Met betrekking tot peilingen is de strategie dus juist je te richten op hun performatieve effect, gebruikmakend van het gebrek aan propositionele waarde, in plaats van performatieve effect te verketteren en je te beroepen op het gebrek aan propositionele waarde ter legitimering. Want juist dan kunnen opiniepeilingen, mits gebruikt volgens de spelregels, zorgen voor actievere participatie en representatie en leiden tot meer steun voor de gekozen leiders.

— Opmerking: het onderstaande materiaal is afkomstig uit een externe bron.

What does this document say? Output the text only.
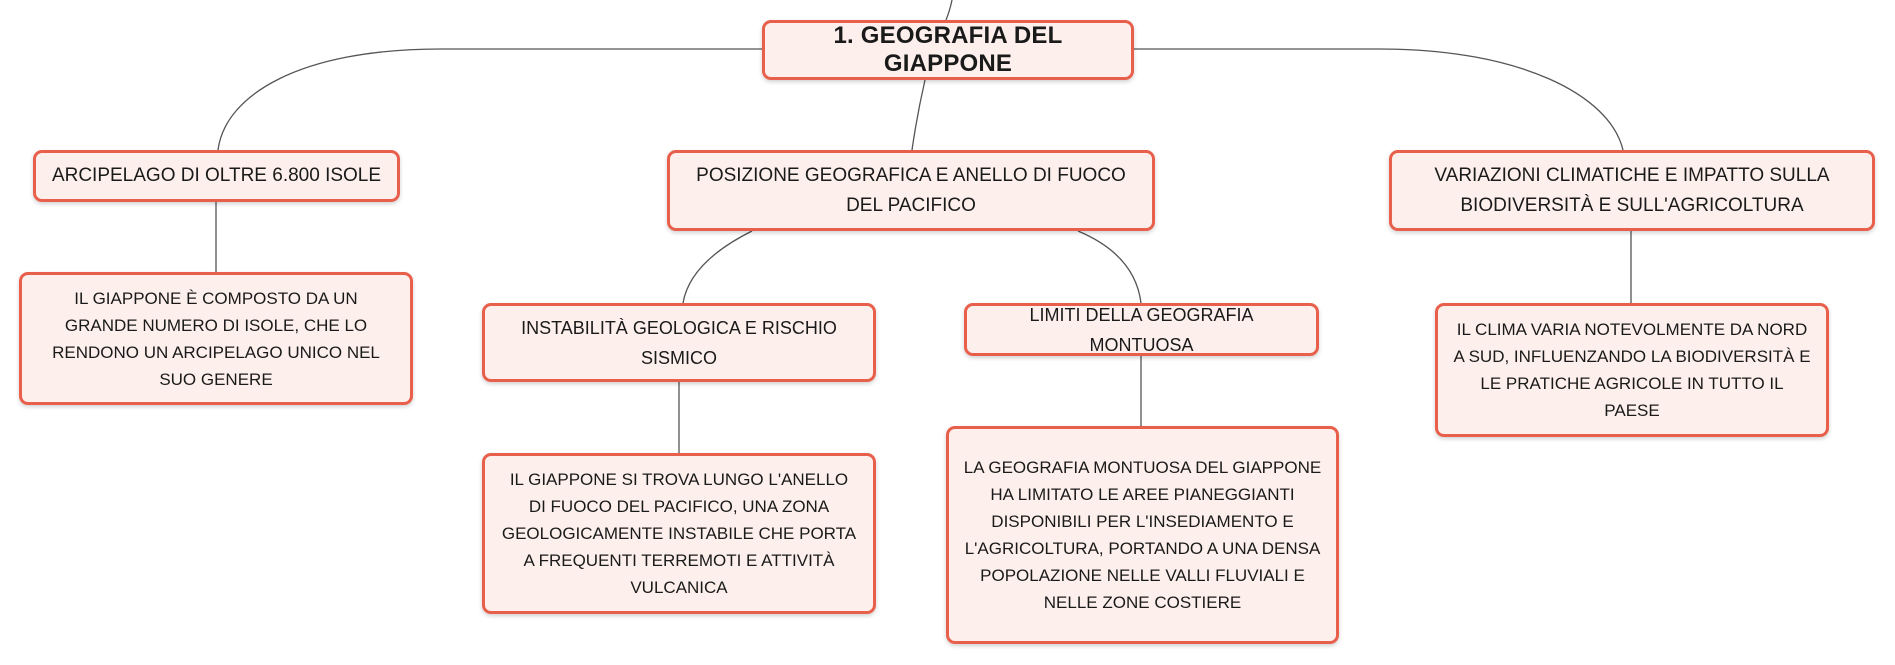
1. GEOGRAFIA DEL GIAPPONE
ARCIPELAGO DI OLTRE 6.800 ISOLE	POSIZIONE GEOGRAFICA E ANELLO DI FUOCO DEL PACIFICO
VARIAZIONI CLIMATICHE E IMPATTO SULLA BIODIVERSITÀ E SULL'AGRICOLTURA
IL GIAPPONE È COMPOSTO DA UN GRANDE NUMERO DI ISOLE, CHE LO RENDONO UN ARCIPELAGO UNICO NEL SUO GENERE
INSTABILITÀ GEOLOGICA E RISCHIO SISMICO
LIMITI DELLA GEOGRAFIA MONTUOSA
IL GIAPPONE SI TROVA LUNGO L'ANELLO DI FUOCO DEL PACIFICO, UNA ZONA GEOLOGICAMENTE INSTABILE CHE PORTA A FREQUENTI TERREMOTI E ATTIVITÀ VULCANICA
LA GEOGRAFIA MONTUOSA DEL GIAPPONE HA LIMITATO LE AREE PIANEGGIANTI DISPONIBILI PER L'INSEDIAMENTO E L'AGRICOLTURA, PORTANDO A UNA DENSA POPOLAZIONE NELLE VALLI FLUVIALI E NELLE ZONE COSTIERE
IL CLIMA VARIA NOTEVOLMENTE DA NORD A SUD, INFLUENZANDO LA BIODIVERSITÀ E LE PRATICHE AGRICOLE IN TUTTO IL PAESE
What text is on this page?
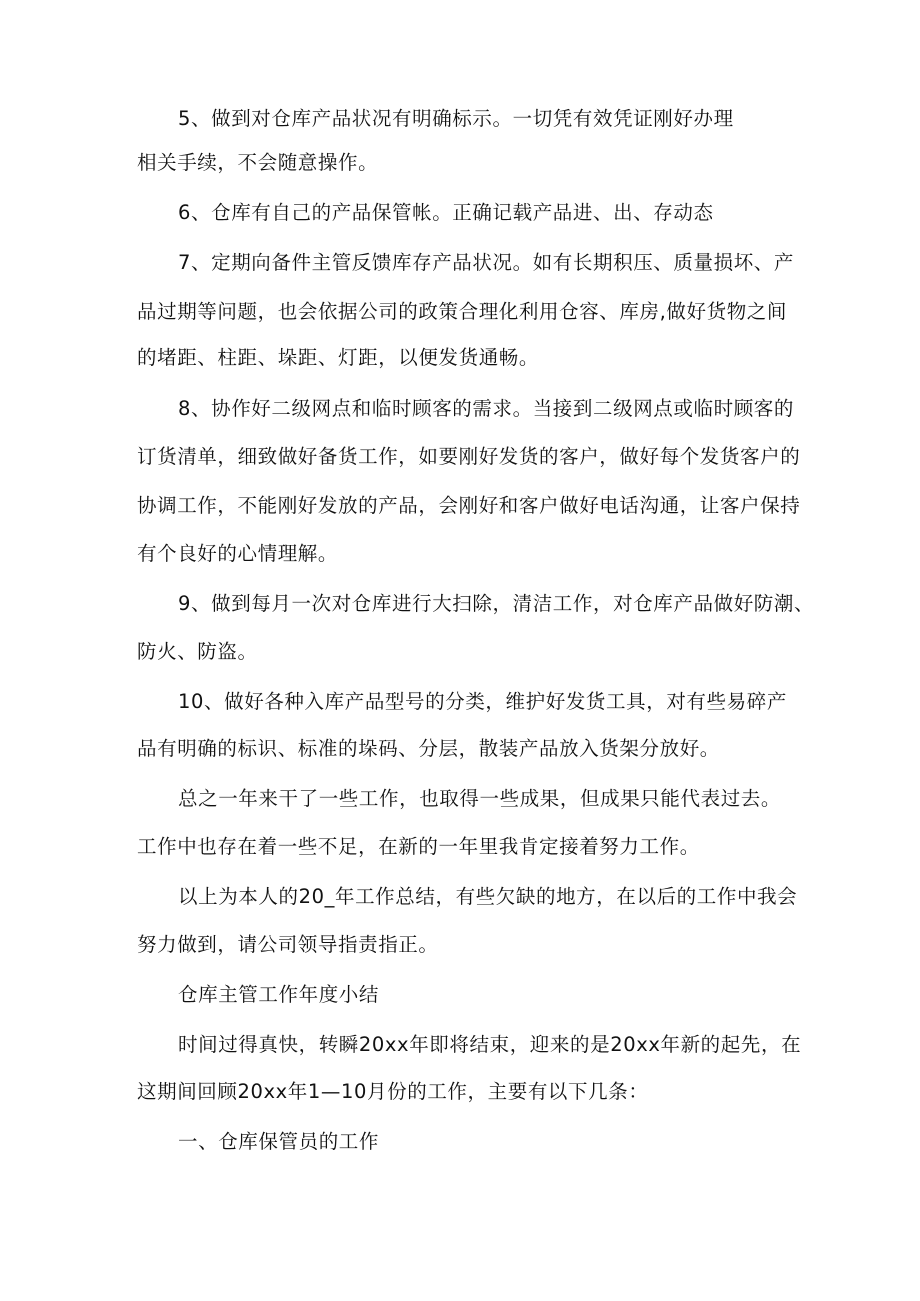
5、做到对仓库产品状况有明确标示。一切凭有效凭证刚好办理
相关手续，不会随意操作。
6、仓库有自己的产品保管帐。正确记载产品进、出、存动态
7、定期向备件主管反馈库存产品状况。如有长期积压、质量损坏、产
品过期等问题，也会依据公司的政策合理化利用仓容、库房,做好货物之间
的堵距、柱距、垛距、灯距，以便发货通畅。
8、协作好二级网点和临时顾客的需求。当接到二级网点或临时顾客的
订货清单，细致做好备货工作，如要刚好发货的客户，做好每个发货客户的
协调工作，不能刚好发放的产品，会刚好和客户做好电话沟通，让客户保持
有个良好的心情理解。
9、做到每月一次对仓库进行大扫除，清洁工作，对仓库产品做好防潮、
防火、防盗。
10、做好各种入库产品型号的分类，维护好发货工具，对有些易碎产
品有明确的标识、标准的垛码、分层，散装产品放入货架分放好。
总之一年来干了一些工作，也取得一些成果，但成果只能代表过去。
工作中也存在着一些不足，在新的一年里我肯定接着努力工作。
以上为本人的20_年工作总结，有些欠缺的地方，在以后的工作中我会
努力做到，请公司领导指责指正。
仓库主管工作年度小结
时间过得真快，转瞬20xx年即将结束，迎来的是20xx年新的起先，在
这期间回顾20xx年1—10月份的工作，主要有以下几条：
一、仓库保管员的工作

Dit maakt sterk leiderschap mogelijk. Het volk kan dan in vertrouwen het bestuur uit handen geven en zich laten besturen zolang er vertrouwen bestaat in de gekozen elite. Wanneer de groep bestuurders toch ontaardt in een regenteske elite wordt ze door diezelfde burger naar huis gestuurd. Dit is de beoogde wisselwerking.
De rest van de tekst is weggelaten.